According to some reports, in April, the Crown Prince of Abu Dhabi, Mohammed Bin Zayed, offered the Syrian government £2.3 billion to fight Turkish-backed forces in Idlib. True or not, the story captured the flavour of the relationship: the UAE is trying to use the influence it has built to drum up a stiffer resistance to the Turks.
Given the country’s links to the other Gulf powers, Israel and the United States, it is seen as part of a power bloc. In particular, it is acting for the Saudis, who may soon emerge from the shadows to follow suit.

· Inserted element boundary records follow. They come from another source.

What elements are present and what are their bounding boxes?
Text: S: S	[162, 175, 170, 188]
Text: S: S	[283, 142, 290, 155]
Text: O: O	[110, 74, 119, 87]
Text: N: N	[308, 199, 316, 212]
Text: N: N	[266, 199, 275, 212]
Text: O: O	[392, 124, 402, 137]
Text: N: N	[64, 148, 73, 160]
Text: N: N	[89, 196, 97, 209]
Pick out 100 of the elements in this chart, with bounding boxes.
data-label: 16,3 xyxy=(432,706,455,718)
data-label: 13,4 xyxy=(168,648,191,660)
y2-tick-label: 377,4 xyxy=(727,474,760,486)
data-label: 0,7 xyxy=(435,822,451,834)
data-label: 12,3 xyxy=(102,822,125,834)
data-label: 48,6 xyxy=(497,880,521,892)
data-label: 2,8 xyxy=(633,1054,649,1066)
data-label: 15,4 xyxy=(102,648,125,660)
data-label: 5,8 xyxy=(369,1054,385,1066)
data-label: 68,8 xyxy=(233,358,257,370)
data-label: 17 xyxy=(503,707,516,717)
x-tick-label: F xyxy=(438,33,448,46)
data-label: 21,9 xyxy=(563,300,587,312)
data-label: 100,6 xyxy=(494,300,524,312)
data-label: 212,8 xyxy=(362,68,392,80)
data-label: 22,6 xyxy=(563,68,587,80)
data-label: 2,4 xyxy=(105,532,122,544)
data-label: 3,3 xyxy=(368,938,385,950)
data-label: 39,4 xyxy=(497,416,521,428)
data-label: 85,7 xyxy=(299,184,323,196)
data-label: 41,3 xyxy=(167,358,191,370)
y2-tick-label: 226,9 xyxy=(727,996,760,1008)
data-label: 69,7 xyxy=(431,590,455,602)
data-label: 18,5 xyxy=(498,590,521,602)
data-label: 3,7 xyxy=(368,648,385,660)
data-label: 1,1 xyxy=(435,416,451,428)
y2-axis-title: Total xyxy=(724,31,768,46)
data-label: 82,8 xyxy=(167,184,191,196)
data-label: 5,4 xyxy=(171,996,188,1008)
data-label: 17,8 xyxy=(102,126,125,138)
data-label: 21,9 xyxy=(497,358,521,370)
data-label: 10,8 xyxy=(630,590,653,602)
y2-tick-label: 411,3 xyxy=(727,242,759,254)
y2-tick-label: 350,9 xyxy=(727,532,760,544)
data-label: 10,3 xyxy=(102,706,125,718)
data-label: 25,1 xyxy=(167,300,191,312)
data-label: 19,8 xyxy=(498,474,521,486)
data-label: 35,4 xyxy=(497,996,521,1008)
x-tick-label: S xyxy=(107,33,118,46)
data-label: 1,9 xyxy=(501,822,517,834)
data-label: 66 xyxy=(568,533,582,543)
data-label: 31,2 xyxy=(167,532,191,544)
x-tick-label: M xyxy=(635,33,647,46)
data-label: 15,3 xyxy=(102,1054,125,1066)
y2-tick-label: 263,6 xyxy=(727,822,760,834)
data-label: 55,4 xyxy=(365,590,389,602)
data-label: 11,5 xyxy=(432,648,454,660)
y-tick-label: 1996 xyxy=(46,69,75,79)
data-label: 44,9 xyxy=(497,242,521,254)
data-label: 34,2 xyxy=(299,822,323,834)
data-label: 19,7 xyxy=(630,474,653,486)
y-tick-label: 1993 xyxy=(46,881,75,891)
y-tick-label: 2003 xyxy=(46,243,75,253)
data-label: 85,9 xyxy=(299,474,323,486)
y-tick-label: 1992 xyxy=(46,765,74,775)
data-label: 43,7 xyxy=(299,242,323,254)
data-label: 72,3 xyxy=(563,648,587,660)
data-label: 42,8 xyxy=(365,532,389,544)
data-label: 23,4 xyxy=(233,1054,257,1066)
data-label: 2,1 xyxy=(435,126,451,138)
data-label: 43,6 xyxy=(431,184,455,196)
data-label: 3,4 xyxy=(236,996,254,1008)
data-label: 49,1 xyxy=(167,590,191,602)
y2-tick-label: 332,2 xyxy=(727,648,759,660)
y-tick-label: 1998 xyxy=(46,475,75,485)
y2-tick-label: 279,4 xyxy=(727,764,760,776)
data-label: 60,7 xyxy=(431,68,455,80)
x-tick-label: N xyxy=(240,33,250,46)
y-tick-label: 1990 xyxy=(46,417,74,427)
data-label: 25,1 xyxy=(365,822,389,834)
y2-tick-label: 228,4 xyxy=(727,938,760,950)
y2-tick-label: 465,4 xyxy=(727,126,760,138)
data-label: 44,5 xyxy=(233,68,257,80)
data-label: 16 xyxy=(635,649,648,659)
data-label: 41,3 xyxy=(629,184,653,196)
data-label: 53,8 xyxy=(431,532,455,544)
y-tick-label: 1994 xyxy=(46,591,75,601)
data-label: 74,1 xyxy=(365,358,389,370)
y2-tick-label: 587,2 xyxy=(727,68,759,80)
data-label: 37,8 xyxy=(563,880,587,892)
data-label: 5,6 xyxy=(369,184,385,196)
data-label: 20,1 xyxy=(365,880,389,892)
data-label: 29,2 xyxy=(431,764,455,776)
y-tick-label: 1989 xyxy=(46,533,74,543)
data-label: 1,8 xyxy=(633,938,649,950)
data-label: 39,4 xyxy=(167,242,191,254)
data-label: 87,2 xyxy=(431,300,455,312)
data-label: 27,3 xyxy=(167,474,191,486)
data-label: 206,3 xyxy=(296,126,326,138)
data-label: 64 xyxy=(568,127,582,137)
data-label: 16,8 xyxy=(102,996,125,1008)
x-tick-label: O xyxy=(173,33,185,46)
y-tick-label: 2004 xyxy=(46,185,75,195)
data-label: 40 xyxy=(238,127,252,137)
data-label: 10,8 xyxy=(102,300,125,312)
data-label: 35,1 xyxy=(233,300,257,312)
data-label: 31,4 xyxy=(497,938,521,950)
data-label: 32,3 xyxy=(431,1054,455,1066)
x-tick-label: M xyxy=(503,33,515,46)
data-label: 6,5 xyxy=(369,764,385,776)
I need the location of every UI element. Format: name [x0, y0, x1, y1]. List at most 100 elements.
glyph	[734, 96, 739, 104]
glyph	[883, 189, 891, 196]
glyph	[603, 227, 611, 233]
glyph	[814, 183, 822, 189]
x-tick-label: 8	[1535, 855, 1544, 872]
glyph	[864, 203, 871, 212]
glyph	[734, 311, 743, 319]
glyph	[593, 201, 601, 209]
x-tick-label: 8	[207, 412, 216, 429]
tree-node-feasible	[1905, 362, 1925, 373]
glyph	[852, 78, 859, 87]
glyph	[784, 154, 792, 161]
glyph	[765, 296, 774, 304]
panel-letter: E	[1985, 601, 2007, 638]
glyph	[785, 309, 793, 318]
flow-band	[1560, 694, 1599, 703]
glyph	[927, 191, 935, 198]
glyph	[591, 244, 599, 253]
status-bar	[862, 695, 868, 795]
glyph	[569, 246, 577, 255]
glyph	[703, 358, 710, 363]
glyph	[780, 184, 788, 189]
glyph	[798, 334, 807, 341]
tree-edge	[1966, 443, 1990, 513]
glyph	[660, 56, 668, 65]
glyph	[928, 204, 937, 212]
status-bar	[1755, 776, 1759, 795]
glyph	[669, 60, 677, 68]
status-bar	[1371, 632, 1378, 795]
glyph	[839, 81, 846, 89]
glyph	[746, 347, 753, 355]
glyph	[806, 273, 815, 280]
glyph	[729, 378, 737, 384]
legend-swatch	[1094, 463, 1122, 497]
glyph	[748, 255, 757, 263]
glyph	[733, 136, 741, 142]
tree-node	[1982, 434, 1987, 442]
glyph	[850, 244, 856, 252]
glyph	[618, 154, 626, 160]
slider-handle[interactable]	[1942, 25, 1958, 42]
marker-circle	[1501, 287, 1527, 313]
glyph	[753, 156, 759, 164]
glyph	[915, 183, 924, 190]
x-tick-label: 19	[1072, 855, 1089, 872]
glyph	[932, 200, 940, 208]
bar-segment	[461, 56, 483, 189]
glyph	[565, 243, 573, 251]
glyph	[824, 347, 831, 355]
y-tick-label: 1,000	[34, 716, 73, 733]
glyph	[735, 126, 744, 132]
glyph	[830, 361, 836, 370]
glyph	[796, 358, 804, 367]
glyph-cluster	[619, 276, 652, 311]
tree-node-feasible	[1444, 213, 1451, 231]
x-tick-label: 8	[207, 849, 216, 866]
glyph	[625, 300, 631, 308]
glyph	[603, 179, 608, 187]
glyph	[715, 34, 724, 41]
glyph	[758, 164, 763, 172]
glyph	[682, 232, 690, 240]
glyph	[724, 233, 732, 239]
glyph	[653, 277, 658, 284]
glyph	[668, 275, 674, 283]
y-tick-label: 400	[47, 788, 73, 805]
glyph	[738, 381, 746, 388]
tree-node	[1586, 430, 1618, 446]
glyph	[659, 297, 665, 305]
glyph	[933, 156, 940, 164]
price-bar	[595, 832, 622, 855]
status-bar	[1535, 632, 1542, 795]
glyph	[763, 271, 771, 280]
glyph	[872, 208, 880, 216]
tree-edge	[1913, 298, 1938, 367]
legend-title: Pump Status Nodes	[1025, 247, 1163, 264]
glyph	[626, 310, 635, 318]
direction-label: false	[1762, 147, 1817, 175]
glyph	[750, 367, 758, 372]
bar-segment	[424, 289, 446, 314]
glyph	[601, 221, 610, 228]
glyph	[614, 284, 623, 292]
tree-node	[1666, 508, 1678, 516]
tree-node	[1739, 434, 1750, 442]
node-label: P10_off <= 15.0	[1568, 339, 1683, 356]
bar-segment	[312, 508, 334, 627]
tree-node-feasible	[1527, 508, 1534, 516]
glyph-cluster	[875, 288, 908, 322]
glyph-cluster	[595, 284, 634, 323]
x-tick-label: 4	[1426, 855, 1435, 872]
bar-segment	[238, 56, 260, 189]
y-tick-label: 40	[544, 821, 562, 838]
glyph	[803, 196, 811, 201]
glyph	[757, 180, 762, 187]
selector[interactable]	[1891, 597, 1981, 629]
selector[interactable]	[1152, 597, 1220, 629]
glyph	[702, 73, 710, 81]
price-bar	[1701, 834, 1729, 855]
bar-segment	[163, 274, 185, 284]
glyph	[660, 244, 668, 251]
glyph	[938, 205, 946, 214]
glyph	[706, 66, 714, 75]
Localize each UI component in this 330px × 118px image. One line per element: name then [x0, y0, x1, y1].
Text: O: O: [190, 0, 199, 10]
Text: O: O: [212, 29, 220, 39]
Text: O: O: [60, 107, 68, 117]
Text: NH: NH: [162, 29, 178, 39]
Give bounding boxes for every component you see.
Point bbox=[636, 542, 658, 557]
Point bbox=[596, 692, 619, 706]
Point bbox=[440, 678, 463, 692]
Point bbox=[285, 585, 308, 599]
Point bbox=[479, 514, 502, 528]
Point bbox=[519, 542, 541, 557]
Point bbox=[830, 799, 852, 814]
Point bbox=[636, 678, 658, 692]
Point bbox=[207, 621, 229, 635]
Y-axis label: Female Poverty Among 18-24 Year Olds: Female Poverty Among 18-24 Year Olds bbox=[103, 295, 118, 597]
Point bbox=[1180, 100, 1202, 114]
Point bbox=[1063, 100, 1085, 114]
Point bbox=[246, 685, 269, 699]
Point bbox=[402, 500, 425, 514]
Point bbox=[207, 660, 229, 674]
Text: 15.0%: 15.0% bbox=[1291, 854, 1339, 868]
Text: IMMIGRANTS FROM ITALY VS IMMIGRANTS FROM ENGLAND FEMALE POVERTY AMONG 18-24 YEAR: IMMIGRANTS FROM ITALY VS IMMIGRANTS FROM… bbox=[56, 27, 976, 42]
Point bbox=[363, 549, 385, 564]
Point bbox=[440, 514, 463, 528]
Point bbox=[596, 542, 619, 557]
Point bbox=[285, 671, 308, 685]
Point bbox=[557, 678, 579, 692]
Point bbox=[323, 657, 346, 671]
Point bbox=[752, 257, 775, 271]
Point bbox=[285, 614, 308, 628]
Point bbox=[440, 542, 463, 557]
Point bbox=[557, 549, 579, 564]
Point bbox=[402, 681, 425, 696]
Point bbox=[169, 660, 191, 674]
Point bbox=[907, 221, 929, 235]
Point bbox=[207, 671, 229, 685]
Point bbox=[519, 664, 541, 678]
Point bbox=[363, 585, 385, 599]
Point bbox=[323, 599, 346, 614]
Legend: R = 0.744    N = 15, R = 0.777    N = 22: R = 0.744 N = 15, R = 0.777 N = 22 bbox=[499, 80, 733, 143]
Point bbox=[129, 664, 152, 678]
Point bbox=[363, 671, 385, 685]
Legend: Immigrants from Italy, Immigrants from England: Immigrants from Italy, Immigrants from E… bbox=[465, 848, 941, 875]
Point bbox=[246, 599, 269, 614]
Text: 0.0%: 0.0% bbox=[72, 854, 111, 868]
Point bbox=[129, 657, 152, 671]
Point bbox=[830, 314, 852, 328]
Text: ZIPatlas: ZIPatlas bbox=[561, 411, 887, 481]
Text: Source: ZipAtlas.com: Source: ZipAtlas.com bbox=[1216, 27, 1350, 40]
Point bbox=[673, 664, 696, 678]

But there are limits on what can be achieved. Principally, the 2019 Caesar Act – American sanctions targeting Syria – prevents private companies from investing in the country, restricting support to a governmental level. The Emiratis hope that their offer to purchase drones and warplanes from the Covid-ravaged US may earn them a sanctions waiver, boosting their bandwidth in Syria.
Where does all this leave the West? Largely, that depends on Joe Biden. Trump’s withdrawal from the region allowed a complex power balance to develop that would be dramatically altered by American re-entry.
But Biden remains focused on Iran. Indeed, his stance on this could be a game-changer: if the nuclear deal came back and sanctions were lifted, the wealth that would pour into the hands of the despotic regime would reshape the region and strike fear into the hearts of the Israeli-Gulf alliance.
Turkey is not going away, however. Erdoğan presents an urgent problem. It is – or should be – intolerable to have a Nato ally acting like an enemy. Yet Western powers are looking the other way.
With Europe hamstrung by disunity, lack of strategy and stultifying bureaucracy, and a United States withdrawn and in flux, it is left to regional powers to act in Western interests.
Sooner or later, the threat must be addressed. The West must find its lost leadership and stand up to the bully of Ankara.